Atualmente, a Prefeitura acompanha a situação de 65 prédios com desaprumo na área, situados principalmente entre os canais 2 e 6, nos bairros do Gonzaga, Boqueirão, Embaré e Aparecida. As declividades existentes são resultantes do tipo de fundação utilizada na Cidade há mais de 60 anos, associada às condições do solo.
Desde 2024, representantes dos edifícios se organizaram e criaram a Associação dos Condomínios dos Prédios Inclinados (ACOPI), que vêm buscando sanar ou amenizar o problema.
“Nós avançamos no sentido de apresentar soluções para a demanda que afeta as famílias de moradores e vizinhos, que vêm capitaneando essa discussão. Apresentamos as capacidades de engenharia para a situação, que tem solução, mas requer pontos de financiamento”, explica o secretário de Governo, Fábio Ferraz.
SOLUÇÃO
O reaprumo consiste em levantar o prédio e alinhá-lo novamente com o uso de macacos hidráulicos. Os pilares ou blocos de fundação do edifício são apoiados e levantados e, com o prédio suspenso, é executada uma nova fundação.
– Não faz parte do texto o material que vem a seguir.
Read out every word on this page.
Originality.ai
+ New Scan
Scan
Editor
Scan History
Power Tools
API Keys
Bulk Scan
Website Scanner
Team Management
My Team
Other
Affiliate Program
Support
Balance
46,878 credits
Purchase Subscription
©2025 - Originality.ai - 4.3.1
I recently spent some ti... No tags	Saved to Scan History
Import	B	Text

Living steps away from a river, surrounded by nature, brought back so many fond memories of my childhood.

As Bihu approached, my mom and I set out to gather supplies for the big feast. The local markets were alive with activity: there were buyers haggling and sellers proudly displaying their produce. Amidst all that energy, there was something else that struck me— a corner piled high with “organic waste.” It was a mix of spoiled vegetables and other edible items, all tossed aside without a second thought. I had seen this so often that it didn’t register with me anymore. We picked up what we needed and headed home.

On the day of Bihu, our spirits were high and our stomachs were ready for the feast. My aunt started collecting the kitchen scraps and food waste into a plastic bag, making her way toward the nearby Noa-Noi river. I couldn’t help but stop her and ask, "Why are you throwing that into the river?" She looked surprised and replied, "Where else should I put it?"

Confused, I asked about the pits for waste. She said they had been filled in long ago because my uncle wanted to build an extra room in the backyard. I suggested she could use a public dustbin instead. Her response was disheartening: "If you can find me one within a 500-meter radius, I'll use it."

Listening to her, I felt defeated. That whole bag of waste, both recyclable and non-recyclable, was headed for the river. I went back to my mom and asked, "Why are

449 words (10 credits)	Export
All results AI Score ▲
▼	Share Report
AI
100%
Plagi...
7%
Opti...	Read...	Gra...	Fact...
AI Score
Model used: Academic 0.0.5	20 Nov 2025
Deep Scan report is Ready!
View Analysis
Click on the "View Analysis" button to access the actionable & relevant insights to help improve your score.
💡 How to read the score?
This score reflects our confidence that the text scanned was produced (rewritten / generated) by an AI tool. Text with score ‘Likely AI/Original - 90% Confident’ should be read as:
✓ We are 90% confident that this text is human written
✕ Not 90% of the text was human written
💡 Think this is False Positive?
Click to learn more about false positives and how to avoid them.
Com o estudo geotécnico correto, a fundação não apresentará problemas futuros. As estacas de fundação têm aproximadamente 50 metros de profundidade e, após o tempo pré-estabelecido em projeto, o prédio aos poucos irá sendo locado em cima delas. Já com a correção da inclinação, as construções ficam novamente alinhadas.
Na reunião, foram apresentados estudos de caso sobre o edifício Núncio Malzoni, que possuía inclinações de 2,2° em um dos seus blocos e de 1,8° em outro, e passou por processo de reaprumo.
AMPLIAÇÃO
A agenda contou também com outras discussões sobre o enfrentamento das mudanças climáticas na região. Os projetos de financiamento da modernização do Centro de Controle Operacional (CCO) foram aprovados pela entidade, podendo seguir para as próximas etapas de análise.
A reestruturação e ampliação física do equipamento vai permitir mais agências envolvidas, além da utilização de novas ferramentas de tecnologia em benefício da Cidade.
Além disso, foram pré-aprovadas as tratativas para a estruturação de um modelo de financiamento voltado à requalificação da macrodrenagem da orla.